You have a decision to make. After all of this evidence will I still refuse to believe in the evidence of Christ, or will I not? That's up to you.
All of us have a story. Even I do. Some are documented for all to see, while others are lost in the depths of time never to be discovered. While Jesus was a loved and hated man even his story lives on untouched to this day. I enjoy today because now I get to share mine. So now that we're here, lets sit, feel the wind breeze and soak the last blog on this topic.
“Clarity resides at the top of the mountain”
When I was in middle school, I was so wrapped up in making friends and presenting myself to be a cool person to be around that I had completely lost sight of God. I was a guy raised in the church, but Christ was kind of just in and out of my life every so often. When I was in 7th grade I was literally a double agent. On one side I worked for God and on the other myself. I was actually doing quite fine. Had myself a little “Friendd Grouppp” a fun drumming hobby, and some other pretty cool achievements on my belt. There were many times throughout the year that the church would have an event and I’d actually start acting like a Christian that week to get people to go. I’d pass out cards, be nice, and just overall be on my best behavior. Butttt, when there wasn't an event, it was hit or miss being a Christian, and I rarely hit.
Collecting The Climbing Gear
During the summer that year, I went to a church camp called Beach Retreat and re-learned who God was. My whole life I academically knew about God, but never actually used or applied that knowledge to my heart or life. I was one foot in and the other out. At the end of the camp, I gave my life to Christ for the second time, the first time being when I was a lot younger, and I was set on 8th grade being THE YEAR. The year I actually live for God.

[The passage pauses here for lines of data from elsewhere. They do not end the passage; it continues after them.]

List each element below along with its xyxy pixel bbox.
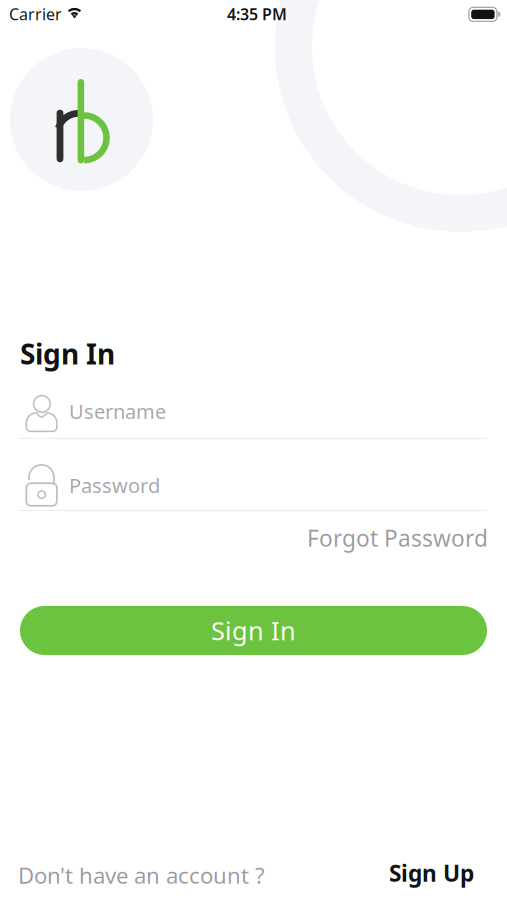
staticText: Don't have an account ? bbox=[18, 860, 265, 890]
staticText: Username bbox=[69, 398, 166, 425]
staticText: Sign In bbox=[211, 614, 296, 647]
staticText: Password bbox=[69, 472, 160, 499]
staticText: 4:35 PM bbox=[227, 3, 287, 25]
staticText: Forgot Password bbox=[307, 523, 488, 553]
button[interactable]: Forgot Password bbox=[268, 524, 488, 552]
button[interactable]: Sign Up bbox=[389, 858, 474, 888]
staticText: Sign Up bbox=[389, 858, 474, 888]
button[interactable]: Sign In bbox=[20, 606, 487, 655]
staticText: Sign In bbox=[20, 335, 115, 372]
staticText: Carrier bbox=[9, 3, 62, 25]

8th grade started strong, but by the second semester, my “THE YEAR” was only a “THE FEW MONTHS”. What happened is I let my circumstances determine my faith in God. I was going so strong. I made sure I checked every box on the good ole Christian list. But eventually, I ran out of strength to do that and began to be afraid of what others thought. It went like this… If I was with Joe, Jesus ain't no moe. And If I was with Jimmy, John, James, or Jaqaun…Didn't matter he still ain't popping up in my life. Only a few friends saw the Christian me and it was those at church and those in the band. The ones in the band only knew that cause I knew they were Christian. The thing is that I let my shame and circumstances determine my faith.
Because I didn't have God in my life, I went into covid without knowing how necessary he was. We all don't need God… till we need him. Moreso “Want him”. I needed God in covid so I turned to video games. I needed God in covid so I turned to food. I needed God in covid so I turned to drumming. I needed something, something to make me feel good. I want you to think or write, what's something in your life that's necessary for you to feel good if I were in your shoes that's what I’d turn to as well.
When I turned to tik tok to end my misery I was bombarded with the typical male for you page. Dancing, sports, video games, and lots of humor. However In august out of nowhere Christian content just started taking over my fyp. I wasn't too much of a fan of it at first, but I eventually started watching and reposting them to look good for others. Throughout those first few months of freshman year, I was learning about Christianity and researched arguments against it. There was one night in December though when I got on my knees and started begging God for a sign that he was real. When I opened tik tok the video said it was a sign from God and just shared a basic gospel right after that. Who knew the basic gospel was all a skeptical freshman needed to come to christ again? This time with my actual heart and not through academics and knowledge.
I want you to know that tik tok had no part in my coming to Christ. The power wasn't in tik tok, but the power was in God. He used an app with so many distractions and false gospels and messages to reach me. That’s just a fraction of how great he is. God can use anything you just have to have your heart open.
Now my testimony doesn't end at my coming to christ, but rather it is carried to completion till the day of Christ. That's my favorite verse right there. Philippians 1:6.
After I became a Christian, I immediately began sharing the gospel. Every week I’d sit with people and share the simple basic gospel with them in hopes they’d have the same realization as me. Some did and some didn't, but about 10% of those who didn't, came back later that year. Why? Because now they wanted to be Christian for real. I had no part in their coming to christ the same way tik tok had no part in my coming to Christ. God used me as he did tik tok for some of these people.
Lastly, I want you to know that the Summit of this mountain isn't the summit of them all. Continue to research and study God and his word as I did. Have an open mind, yet be skeptical. Jesus loves you all. Amen!